Friday, February 15, 2013

To NieNie with Admiration


"But even with all that others were willing to offer me, I realized along the way that ultimately nothing they did could make me happy.  I felt comforted by family and my faith, but peace was different from happiness.  At first I thought stubbornly that the only thing that would make me happy was for my life to look like it did before the accident.  But no one could give that to me, and no one else could make me happy. Happiness was my choice, and though it is hard won, I am the only person who can stand in the way of it."
-taken from my memoir, Heaven is Here. 

This was the blog from the NieNie Dialogues this morning. http://nieniedialogues.blogspot.com/  
She is the young wife and mother who suffered devastating burns from a plane crash. I deeply admire her ability to put her feelings into words and to be brave enough to face a very "beauty-driven" critical world. Her scars are dramatic and sometimes people's comments bring her to her knees ("You look like a monster!") but she continues to live her life, love her husband and raise her children. She carries on. She has chosen to live life to its fullest with joy and happiness.

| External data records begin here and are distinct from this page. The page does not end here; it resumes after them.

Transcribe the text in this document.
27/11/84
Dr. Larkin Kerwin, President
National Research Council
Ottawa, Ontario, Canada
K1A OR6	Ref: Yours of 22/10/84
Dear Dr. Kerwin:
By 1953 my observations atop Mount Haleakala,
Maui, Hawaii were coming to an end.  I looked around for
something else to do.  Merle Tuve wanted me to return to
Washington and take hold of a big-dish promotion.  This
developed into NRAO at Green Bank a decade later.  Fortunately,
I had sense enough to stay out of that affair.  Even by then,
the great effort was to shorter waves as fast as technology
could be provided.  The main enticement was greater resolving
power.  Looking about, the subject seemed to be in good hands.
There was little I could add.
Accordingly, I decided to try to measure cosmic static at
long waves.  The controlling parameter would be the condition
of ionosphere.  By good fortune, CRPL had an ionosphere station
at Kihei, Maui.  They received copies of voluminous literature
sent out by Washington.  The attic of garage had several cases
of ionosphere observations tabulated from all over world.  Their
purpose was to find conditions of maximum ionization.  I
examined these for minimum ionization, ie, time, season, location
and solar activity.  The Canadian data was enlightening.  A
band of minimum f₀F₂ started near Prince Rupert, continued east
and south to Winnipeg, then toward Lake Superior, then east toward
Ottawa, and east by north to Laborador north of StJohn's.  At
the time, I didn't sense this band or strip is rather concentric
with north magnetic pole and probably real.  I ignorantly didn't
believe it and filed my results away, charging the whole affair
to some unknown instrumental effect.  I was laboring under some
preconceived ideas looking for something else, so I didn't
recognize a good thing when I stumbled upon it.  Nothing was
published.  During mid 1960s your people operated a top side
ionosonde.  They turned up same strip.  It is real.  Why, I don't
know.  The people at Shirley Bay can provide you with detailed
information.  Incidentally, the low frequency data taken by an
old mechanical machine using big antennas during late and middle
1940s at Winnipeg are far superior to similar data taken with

I remember how it felt to hear the words that I had a devastating illness. From that moment on, choices were made on how to live the rest of my life. Do I want to fall apart, throw the hand of cards on the table, lay in bed all day with depression, make everyone around me miserable? Or, do I want to learn as much about the disease as possible, get up and make a plan for everyday, remember to smile and be nice to others, remember that the disease does not define me, not waste an extra moment of the remaining time in anger or self-pity? It is a choice. How are you going to play out your hand? NieNie made the decision very early in her recovery. She still had children to raise. What is your motivation to continue on and live well with a bad diagnosis?